Ein anderer FT-Artikel, der am Dienstag heraus kam, wies darauf hin, dass die Märkte nichts zu befürchten hätten, wenn Syriza an die Macht käme. Er stellte fest: “Im Zentrum der Wirtschaftsplattform von Tsipras steht ein Schuldenerlass, eine Idee, die so undenkbar ist, dass fast jeder Mainstream-Wirtschaftswissenschaftler sie schon befürwortet hat.”

Kolumnist Peter Spiegel stellte die Frage: “Wie radikal ist Herr Tsipras Idee ... der Umschuldung?” und antwortete: “So radikal, dass drei an den Diskussionen beteiligte Beamte, Vertreter der Eurozone, einen solchen Plan Ende 2012 aktiv in Erwägung zogen. Die französisch geführte Initiative hätte dazu geführt, dass Griechenlands Schuldverschreibungen nach der Erfüllung einer Reihe von Verpflichtungen zu Wirtschaftsreformen in Tranchen zerlegt worden wären – auf eine sehr ähnliche Weise wie die Rettungsbeihilfe gewährt wird.”
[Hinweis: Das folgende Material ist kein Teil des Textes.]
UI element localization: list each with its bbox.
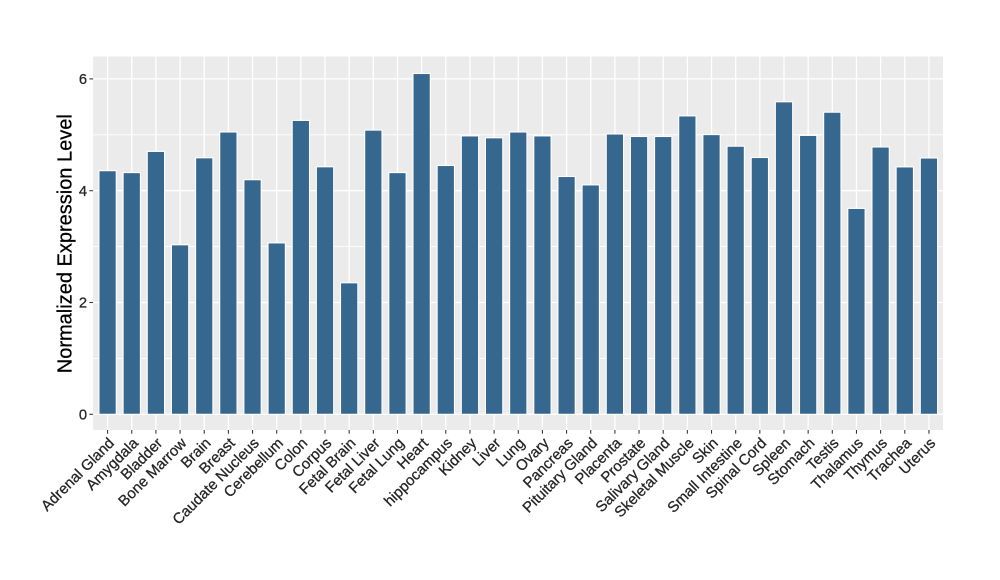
svg-text:6: 6 bbox=[79, 72, 87, 88]
svg-text:Normalized Expression Level: Normalized Expression Level bbox=[55, 114, 77, 373]
svg-text:2: 2 bbox=[79, 296, 87, 312]
svg-text:4: 4 bbox=[79, 184, 87, 200]
svg-text:0: 0 bbox=[79, 408, 87, 424]
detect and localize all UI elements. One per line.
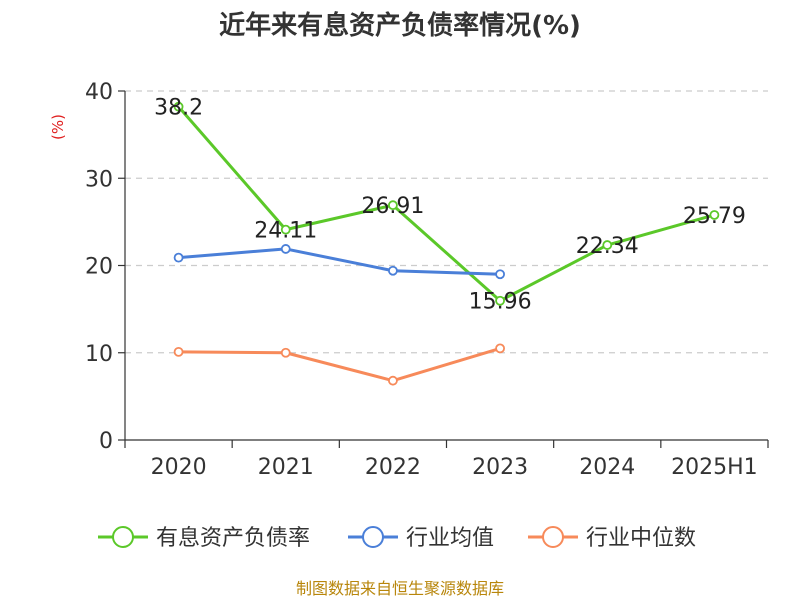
series-0-point-3[interactable] — [495, 295, 505, 306]
gridlines — [125, 90, 768, 354]
series-2-point-0[interactable] — [173, 346, 184, 357]
x-tick-label-5: 2025H1 — [671, 455, 758, 480]
data-label-0-0: 38.2 — [154, 96, 203, 121]
axes — [118, 90, 769, 448]
series-lines — [173, 101, 720, 386]
data-label-0-5: 25.79 — [683, 204, 746, 229]
y-tick-label-2: 20 — [85, 255, 113, 280]
data-label-0-2: 26.91 — [361, 194, 424, 219]
y-tick-label-4: 40 — [85, 80, 113, 105]
y-tick-label-3: 30 — [85, 167, 113, 192]
y-tick-label-0: 0 — [99, 429, 113, 454]
x-tick-label-3: 2023 — [472, 455, 528, 480]
legend-swatch-marker-1[interactable] — [362, 526, 384, 548]
series-2-point-1[interactable] — [280, 347, 291, 358]
data-label-0-3: 15.96 — [469, 290, 532, 315]
series-0-point-2[interactable] — [388, 200, 398, 211]
series-0-point-1[interactable] — [280, 224, 291, 235]
legend[interactable]: 有息资产负债率 行业均值 行业中位数 — [98, 526, 696, 551]
series-1-point-0[interactable] — [173, 252, 184, 263]
data-label-0-1: 24.11 — [254, 219, 317, 244]
series-line-1 — [178, 247, 501, 276]
x-tick-label-1: 2021 — [258, 455, 314, 480]
series-0-point-0[interactable] — [173, 101, 184, 112]
series-1-point-2[interactable] — [388, 265, 398, 276]
series-line-0 — [177, 105, 715, 303]
y-tick-label-1: 10 — [85, 342, 113, 367]
data-labels: 38.2 24.11 26.91 15.96 22.34 25.79 — [154, 96, 746, 315]
data-label-0-4: 22.34 — [576, 234, 639, 259]
x-tick-label-2: 2022 — [365, 455, 421, 480]
series-1-point-3[interactable] — [495, 269, 505, 280]
legend-label-1[interactable]: 行业均值 — [406, 526, 494, 551]
series-0-point-5[interactable] — [709, 210, 720, 220]
chart-title: 近年来有息资产负债率情况(%) — [219, 10, 581, 41]
source-note: 制图数据来自恒生聚源数据库 — [296, 579, 504, 598]
legend-swatch-marker-2[interactable] — [542, 526, 564, 548]
x-tick-labels: 2020 2021 2022 2023 2024 2025H1 — [151, 455, 758, 480]
legend-label-2[interactable]: 行业中位数 — [586, 526, 696, 551]
y-axis-unit: (%) — [49, 114, 67, 140]
series-line-2 — [178, 346, 501, 383]
y-tick-labels: 0 10 20 30 40 — [85, 80, 113, 454]
x-tick-label-4: 2024 — [579, 455, 635, 480]
series-2-point-2[interactable] — [388, 375, 398, 386]
x-tick-label-0: 2020 — [151, 455, 207, 480]
series-2-point-3[interactable] — [495, 343, 505, 354]
legend-label-0[interactable]: 有息资产负债率 — [156, 526, 310, 551]
series-0-point-4[interactable] — [602, 240, 613, 250]
legend-swatch-marker-0[interactable] — [112, 526, 134, 548]
series-1-point-1[interactable] — [280, 244, 291, 254]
Zum Syriza Führer stellte der Artikel fest: “Die meisten denken, dass er jetzt regieren will, das die Macht in Reichweite ist. Und jetzt erkennt er, dass er das nur von der Mitte aus tun kann, auch wenn ein Drittel seiner Partei marxistische Radikale sind.” Er schloss: “Wie die Märkte, scheinen auch die meisten EU-Beamten einen Tsipras Sieg einkalkuliert zu haben.”

Diese Einschätzung von Syriza und der von Tsipras umrissenen Perspektive sind der deutlichste Ausdruck der reaktionären Rolle der Pseudolinken als Instrument der kapitalistischen Herrschaft.